Nick DeWolf photo archive - _Microft
https://www.flickr.com/photos/dboo/albums
======
_Microft
I'll copy the info text of the account here for some context. The account
currently hosts almost 100'000 photos.

 _Born in Philadelphia, later a Bostonian and later still a "hall of fame",
fountain-designing Aspenite, Nick DeWolf was a unique, inspiring, engaging and
curious soul. Co-founder of Boston's Teradyne Corporation, Nick was also a
lifelong, extremely passionate and talented photographer, as evidenced by the
images presented here at Flickr.

As a photographer, Nick was ever ready and ever present, leaving behind many
thousands of pre-digital images, dating well back into the 1950's. He carried
a camera with him at all times, usually a family of cameras. If you knew Nick,
you got used to this ... eventually, he'd be pointing his camera at you.
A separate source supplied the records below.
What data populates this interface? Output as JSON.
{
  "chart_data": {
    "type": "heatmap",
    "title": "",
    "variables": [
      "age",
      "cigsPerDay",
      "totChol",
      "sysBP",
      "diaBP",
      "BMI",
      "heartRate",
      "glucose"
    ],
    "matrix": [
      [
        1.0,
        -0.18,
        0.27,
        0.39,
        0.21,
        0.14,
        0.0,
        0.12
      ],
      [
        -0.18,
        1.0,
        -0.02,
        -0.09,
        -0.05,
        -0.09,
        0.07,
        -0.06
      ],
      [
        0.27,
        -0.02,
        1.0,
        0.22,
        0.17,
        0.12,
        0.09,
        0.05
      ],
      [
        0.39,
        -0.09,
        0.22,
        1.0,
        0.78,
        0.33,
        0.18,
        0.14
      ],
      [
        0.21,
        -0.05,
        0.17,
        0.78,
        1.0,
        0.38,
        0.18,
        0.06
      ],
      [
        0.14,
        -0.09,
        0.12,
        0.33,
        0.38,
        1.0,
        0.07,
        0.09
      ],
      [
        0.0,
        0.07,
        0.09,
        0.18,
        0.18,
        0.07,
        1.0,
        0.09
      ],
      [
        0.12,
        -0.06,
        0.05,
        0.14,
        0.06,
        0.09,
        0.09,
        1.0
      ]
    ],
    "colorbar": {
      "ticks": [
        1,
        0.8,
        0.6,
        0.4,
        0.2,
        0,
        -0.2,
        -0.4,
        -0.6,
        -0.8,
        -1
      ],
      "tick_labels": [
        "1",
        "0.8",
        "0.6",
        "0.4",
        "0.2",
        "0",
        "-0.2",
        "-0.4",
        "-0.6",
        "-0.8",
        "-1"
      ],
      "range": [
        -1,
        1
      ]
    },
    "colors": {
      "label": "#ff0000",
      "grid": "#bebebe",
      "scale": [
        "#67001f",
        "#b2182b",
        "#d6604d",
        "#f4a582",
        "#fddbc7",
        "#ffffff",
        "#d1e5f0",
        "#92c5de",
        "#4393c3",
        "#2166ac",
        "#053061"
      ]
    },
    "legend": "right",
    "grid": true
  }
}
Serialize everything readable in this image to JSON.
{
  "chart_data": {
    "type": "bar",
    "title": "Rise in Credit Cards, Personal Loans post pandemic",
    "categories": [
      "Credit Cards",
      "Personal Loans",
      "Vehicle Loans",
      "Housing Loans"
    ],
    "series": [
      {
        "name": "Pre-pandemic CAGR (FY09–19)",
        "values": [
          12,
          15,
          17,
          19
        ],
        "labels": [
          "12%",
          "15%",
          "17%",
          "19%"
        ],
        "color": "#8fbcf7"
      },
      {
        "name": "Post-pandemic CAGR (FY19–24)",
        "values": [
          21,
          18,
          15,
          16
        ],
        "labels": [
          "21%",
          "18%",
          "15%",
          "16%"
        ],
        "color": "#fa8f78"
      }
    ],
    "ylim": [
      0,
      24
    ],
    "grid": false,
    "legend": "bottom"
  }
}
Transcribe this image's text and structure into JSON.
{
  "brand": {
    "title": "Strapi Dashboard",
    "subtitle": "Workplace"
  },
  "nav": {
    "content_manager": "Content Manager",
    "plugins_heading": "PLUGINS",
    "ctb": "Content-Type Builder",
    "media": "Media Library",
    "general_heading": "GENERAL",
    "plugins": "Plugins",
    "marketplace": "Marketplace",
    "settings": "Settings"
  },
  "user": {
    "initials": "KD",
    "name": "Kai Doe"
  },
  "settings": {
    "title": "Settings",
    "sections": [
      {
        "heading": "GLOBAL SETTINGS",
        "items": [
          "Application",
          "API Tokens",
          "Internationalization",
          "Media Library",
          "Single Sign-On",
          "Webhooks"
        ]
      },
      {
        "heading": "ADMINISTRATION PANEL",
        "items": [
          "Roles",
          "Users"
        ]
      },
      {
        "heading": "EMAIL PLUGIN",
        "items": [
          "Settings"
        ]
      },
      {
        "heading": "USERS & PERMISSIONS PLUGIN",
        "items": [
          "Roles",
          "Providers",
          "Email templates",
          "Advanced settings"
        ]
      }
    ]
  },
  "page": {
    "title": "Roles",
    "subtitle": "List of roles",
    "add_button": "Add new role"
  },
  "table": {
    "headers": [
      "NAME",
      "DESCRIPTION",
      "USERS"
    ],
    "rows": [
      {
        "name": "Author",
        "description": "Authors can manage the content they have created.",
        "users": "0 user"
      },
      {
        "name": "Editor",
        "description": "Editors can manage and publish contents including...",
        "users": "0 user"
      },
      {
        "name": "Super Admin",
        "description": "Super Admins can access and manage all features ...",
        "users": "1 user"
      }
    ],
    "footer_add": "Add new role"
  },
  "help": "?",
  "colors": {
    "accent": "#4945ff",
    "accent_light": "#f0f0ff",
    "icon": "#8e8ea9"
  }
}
I (the Archivist) am working to post Nick's images in their original sets as
they are scanned and processed, somewhere in the order of 20-50 images a day.
For those wondering about an endgame, as in "How much longer can this possibly
go on?", I can only answer, "The mountain is high, the journey is long."

It is my hope and intent to eventually digitize every picture Nick DeWolf ever
shot. It is also my hope and intent to post the images here on the web for the
scattered members of the DeWolf family, and the public at large, to enjoy.

Nothing would have tickled Nick more.

So, here we go...the world through the eyes of my father-in-law, Nick DeWolf.

Enjoy....

Steve Lundeen, Archivist / Seattle, WA, USA

~sl _